Wednesday, May 5, 2010

A Good Story (sadly not health insurance but life insurance)

Every day it seems the health insurance companies are making mistakes, denying claims, rescinding coverage and all of the rest. They pay claims grudgingly (if at all) and, according to many media sources, try to get out of paying as many as they can.

I asked my doctor during a recent checkup if it was true what 'Dr. Dean' says about doctor spending 1/2 their time working on patient files. He told me "not anymore", most of his time is spent fighting with health insurance companies. Sigh!

So, I wanted to share the following true story. It is not a health insurance story, but a life insurance story. I dream of the day even one California health insurance company could tell a story like this. I doubt any of them could..........

In 1999 I attended the annual agents meeting of Northwestern Mutual Life in Milwaukee, WI. This is an annual "must" for NML agents and it is both educational and a lot of fun.

Then-CEO Jim Ericson opened the first morning session with the following story (and yes it has stuck with me 11 years now).

In early 1999 an agent's client applied for a life insurance policy for his young teenage daughter. Something for the future I guess. Well, for some reason the case got hung up in underwriting and they didn't get what they wanted with medical records and never completed the underwriting.

The client called his agent in late spring to inquire as to whether or not the life insurance policy on his daughter was ever issued.
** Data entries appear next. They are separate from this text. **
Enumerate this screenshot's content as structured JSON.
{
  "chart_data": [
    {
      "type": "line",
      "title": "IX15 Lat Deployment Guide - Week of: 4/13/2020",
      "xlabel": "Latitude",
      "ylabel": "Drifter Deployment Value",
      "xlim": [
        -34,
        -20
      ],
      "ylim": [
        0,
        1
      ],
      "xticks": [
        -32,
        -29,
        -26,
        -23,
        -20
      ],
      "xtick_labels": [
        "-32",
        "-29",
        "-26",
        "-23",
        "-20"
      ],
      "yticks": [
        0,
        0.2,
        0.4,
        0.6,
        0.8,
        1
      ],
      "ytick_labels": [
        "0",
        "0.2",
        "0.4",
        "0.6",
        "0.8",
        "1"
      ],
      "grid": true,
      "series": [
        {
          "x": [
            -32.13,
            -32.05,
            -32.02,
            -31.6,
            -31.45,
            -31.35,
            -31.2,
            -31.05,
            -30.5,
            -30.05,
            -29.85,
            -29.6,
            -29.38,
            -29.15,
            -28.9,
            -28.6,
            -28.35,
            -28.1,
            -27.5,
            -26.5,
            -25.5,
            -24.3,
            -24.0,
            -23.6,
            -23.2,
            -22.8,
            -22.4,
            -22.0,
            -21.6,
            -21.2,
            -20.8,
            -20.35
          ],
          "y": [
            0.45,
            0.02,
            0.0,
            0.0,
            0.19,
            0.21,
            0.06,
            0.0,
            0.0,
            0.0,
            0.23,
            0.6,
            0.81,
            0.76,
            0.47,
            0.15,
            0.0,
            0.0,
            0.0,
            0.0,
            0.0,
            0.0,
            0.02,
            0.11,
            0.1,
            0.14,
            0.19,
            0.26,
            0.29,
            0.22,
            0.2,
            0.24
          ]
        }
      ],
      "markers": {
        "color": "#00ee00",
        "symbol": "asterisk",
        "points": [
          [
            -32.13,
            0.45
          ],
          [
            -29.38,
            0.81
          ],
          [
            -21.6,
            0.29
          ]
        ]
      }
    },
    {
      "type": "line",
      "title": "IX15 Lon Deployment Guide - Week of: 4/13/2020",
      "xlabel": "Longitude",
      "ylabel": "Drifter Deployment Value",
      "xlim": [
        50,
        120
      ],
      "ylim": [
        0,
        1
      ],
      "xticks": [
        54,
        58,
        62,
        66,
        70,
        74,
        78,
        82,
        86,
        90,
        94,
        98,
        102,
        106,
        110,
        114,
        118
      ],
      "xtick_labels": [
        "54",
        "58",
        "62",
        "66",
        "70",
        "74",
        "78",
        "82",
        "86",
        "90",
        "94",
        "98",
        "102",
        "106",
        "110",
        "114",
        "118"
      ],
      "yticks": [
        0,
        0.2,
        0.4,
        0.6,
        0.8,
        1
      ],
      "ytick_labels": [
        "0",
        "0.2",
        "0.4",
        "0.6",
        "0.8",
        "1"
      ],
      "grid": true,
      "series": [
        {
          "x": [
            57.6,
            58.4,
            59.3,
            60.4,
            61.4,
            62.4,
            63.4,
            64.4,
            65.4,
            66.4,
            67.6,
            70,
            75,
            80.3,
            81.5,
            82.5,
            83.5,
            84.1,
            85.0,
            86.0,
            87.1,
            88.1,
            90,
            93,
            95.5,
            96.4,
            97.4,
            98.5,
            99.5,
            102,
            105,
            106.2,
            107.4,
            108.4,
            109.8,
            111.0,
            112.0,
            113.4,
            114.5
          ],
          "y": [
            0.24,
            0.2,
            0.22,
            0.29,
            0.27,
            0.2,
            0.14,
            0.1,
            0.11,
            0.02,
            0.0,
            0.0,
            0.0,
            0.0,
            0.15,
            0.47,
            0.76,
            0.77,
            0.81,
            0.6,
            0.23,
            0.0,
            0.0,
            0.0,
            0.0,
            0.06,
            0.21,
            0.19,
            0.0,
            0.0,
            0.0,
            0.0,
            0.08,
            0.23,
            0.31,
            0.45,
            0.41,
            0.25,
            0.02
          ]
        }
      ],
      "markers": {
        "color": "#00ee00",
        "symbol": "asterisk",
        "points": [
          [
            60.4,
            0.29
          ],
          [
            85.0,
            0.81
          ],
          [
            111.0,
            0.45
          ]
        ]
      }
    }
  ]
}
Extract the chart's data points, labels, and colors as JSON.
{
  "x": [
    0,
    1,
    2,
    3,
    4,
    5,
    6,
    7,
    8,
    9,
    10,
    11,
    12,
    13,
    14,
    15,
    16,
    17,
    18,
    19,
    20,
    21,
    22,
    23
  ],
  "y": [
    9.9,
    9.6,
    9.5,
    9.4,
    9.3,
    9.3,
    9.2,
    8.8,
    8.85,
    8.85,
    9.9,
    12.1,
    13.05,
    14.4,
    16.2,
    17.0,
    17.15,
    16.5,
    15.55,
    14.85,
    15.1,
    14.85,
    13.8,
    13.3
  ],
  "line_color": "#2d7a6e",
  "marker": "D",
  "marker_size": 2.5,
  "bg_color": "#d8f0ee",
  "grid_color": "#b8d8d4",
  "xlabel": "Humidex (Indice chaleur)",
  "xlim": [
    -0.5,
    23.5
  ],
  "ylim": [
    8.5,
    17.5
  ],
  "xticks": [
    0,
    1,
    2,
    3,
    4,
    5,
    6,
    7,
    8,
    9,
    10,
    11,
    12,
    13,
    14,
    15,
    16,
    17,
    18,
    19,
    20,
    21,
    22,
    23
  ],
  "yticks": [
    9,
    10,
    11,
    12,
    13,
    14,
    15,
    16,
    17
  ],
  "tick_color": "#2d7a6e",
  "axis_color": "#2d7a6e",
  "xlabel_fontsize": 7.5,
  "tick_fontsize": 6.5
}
The agent checked and told his client that it had not completed underwriting and was never issued.

The client told his agent, "well, I guess it doesn't matter anyway, my daughter has passed away".

The agent took the case to NML where it ended up on the desk of Mr. Ericson. He directed his underwriting department to complete the underwriting on the young girl's application and report to him whether or not the policy would have been issued at that time (given the missing information).

Underwriting reviewed the application, received the missing information and reported to Mr. Ericson that, indeed, a policy would have been issued at that time had they received all of the information they required.

Mr. Ericson directed Northwestern Mutual Life to issue the life insurance policy posthumously on the young girl, waive premium payments, and immediately pay the benefit to the beneficiary.



Northwestern Mutual did not have to do this. They could have simply said that the policy was never issued due to missing medical information. But they didn't.

This story never made the press, was never published in any newspaper. Quietly, as their nickname "The Quiet Company" suggests, they made a decision to do the right thing, or more to the point, to do the honorable thing.

It's about honor and being honorable. That's what it really means to be an insurance company!